As New Zealand prepares to introduce euthanasia and assisted suicide, critical questions are being asked, exposing significant gaps in planning that will put vulnerable people further at risk.

One of the key questions being asked is: What happens when the lethal drugs don’t work, and the patient remains alive?

There is little attention given to this question because addressing it would be an admission that assisted suicide is not as simple as activists suggest: in a number of cases, the patient doesn’t always die quickly, and sometimes doesn’t die at all.  And activists know that revealing this information would expose its ‘quick and easy, pain-free’ death marketing program for the fraud that it is.

Speaking to Radio New Zealand, palliative care professor Rod MacLeod cautioned against a belief that ending life was a simple matter:

"I think the public has this idea that assisted dying is quite clear cut - you take the drugs and you're dead," MacLeod said. 

"But death doesn't necessarily follow within minutes or even hours, it can take a lot longer and well-documented cases of stuff not working."

Dr Janine Winters, a bioethics researcher and palliative care physician from the University of Otago, said that there were also issues of consent to consider.  For example, would a patient who did not die with the first round of drugs need to provide consent again to being killed, or was the first round of consent enough?  How many hours after an original consent to death need to transpire before consent needs to be sought again?

It’s a question the MP in charge of the deadly program has not considered.  According to RNZ:

Minister of Health Andrew Little said he had not considered that issue before RNZ raised it. 

"Failed administration of medication to achieve assisted dying - I haven't thought through and, look, the system will have to think that through," Little said.
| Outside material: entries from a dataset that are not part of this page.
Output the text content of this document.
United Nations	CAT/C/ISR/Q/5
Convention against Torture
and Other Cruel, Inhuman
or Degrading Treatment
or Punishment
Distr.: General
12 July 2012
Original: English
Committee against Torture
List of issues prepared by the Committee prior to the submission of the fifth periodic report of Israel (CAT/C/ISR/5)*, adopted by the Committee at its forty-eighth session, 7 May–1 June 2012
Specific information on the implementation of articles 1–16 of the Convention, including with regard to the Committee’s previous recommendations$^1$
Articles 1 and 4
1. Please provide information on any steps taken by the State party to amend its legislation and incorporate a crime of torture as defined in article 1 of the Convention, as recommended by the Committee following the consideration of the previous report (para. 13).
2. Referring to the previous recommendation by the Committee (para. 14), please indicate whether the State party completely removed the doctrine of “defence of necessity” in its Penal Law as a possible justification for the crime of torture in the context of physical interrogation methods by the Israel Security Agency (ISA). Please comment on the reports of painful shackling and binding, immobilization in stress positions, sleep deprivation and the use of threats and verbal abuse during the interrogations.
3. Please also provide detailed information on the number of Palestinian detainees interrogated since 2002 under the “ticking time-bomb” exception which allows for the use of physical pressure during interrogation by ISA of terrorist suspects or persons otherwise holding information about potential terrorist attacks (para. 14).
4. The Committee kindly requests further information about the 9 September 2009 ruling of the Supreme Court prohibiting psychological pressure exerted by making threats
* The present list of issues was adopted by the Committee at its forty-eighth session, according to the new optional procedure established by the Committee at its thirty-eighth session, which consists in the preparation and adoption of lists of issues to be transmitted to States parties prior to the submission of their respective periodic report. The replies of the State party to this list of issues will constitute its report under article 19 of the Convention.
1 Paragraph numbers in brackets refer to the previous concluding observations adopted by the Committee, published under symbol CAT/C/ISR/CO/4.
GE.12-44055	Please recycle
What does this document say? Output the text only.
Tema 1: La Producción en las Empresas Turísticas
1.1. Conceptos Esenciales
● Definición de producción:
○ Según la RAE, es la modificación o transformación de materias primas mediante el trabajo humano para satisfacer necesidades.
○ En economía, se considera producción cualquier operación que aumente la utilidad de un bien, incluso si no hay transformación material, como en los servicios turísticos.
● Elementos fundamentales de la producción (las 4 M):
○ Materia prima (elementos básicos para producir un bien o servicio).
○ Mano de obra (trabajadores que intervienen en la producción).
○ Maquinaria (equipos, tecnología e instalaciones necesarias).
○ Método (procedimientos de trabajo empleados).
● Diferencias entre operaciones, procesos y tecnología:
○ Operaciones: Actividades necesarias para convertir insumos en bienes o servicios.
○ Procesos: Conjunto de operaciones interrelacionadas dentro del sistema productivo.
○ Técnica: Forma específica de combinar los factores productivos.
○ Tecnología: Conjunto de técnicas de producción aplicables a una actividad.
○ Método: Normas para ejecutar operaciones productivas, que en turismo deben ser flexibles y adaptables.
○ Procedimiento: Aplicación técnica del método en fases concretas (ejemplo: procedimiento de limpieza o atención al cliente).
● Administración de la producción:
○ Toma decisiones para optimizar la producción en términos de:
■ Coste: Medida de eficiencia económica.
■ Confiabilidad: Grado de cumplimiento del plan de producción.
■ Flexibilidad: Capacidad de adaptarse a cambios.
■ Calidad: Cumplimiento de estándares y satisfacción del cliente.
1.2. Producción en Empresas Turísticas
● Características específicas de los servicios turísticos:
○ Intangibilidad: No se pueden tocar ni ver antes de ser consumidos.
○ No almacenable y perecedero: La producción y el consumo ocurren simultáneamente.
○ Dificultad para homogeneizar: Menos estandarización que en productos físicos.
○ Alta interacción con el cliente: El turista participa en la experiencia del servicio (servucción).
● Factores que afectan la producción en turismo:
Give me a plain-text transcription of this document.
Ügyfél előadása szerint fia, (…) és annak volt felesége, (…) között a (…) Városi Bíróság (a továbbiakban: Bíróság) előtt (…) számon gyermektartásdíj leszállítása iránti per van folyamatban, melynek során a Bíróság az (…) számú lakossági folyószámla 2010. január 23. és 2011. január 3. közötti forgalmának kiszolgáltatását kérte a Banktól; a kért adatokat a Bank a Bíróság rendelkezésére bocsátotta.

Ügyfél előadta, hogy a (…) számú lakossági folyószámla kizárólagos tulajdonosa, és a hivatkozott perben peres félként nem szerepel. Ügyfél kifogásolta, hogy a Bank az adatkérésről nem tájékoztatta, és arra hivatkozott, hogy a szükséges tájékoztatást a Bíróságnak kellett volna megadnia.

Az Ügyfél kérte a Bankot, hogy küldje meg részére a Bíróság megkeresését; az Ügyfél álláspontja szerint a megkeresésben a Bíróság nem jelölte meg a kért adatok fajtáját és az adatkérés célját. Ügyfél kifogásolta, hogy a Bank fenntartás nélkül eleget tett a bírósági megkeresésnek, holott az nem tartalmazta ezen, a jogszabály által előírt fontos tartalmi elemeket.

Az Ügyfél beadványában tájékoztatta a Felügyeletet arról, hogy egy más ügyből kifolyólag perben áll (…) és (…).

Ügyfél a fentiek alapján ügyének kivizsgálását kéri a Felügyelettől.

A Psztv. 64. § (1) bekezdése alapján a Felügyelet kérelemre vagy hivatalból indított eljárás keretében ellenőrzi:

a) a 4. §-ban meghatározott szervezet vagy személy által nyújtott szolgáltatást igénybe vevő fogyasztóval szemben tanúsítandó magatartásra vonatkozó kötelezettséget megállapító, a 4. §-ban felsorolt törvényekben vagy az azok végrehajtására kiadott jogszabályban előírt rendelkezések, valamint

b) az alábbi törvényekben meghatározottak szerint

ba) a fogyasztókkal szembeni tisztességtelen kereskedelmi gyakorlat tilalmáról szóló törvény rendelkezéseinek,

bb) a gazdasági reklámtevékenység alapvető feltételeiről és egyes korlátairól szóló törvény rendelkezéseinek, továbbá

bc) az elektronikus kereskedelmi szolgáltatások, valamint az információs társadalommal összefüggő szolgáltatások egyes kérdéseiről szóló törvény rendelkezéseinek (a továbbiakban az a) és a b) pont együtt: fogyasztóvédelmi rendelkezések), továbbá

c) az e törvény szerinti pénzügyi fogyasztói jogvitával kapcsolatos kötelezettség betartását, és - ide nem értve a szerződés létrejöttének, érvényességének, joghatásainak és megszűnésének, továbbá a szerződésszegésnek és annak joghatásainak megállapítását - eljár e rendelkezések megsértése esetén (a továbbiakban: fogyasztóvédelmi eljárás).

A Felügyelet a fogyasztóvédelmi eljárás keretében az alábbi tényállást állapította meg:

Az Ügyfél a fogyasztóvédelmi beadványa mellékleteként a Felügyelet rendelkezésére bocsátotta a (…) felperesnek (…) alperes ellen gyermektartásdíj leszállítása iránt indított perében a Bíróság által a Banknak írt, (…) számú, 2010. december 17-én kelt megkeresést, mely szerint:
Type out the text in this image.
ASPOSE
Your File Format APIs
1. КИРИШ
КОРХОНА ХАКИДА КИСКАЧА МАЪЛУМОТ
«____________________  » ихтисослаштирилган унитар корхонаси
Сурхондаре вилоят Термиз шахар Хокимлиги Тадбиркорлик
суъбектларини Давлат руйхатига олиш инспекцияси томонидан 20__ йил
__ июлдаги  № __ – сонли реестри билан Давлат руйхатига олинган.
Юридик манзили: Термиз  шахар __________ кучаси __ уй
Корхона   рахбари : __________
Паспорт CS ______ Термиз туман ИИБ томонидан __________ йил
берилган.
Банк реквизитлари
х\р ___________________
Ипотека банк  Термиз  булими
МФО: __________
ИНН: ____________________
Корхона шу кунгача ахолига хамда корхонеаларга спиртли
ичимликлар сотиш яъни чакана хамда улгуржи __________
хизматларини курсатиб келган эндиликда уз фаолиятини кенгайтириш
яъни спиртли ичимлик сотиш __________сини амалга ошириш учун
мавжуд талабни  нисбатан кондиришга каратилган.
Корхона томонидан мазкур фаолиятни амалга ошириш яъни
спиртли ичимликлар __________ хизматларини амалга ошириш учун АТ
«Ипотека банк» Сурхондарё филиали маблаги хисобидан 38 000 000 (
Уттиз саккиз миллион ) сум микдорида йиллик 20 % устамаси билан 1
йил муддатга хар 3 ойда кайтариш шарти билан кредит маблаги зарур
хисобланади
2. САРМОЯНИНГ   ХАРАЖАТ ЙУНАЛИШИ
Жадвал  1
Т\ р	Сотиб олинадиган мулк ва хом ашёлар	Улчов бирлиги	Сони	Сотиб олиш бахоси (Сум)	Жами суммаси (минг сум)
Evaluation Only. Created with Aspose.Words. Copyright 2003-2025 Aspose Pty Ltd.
Troublingly, the nurses’ union has expressed doubt that New Zealand would be prepared for euthanasia by the time it became legal.  But the government shows no sign of delaying the start date in order to ensure these issues are sorted out.

Winters says:

"It's like a bridge that we're building and we've said that we have a deadline of November to have our bridge built. And right now the way it's going is, we're going to be driving across this bridge whether it's done or not."

The analogy is more apt than perhaps Winters realised.  Implementing an already unsafe law before serious questions about consent have been addressed is just as dangerous as driving people off an unfinished bridge.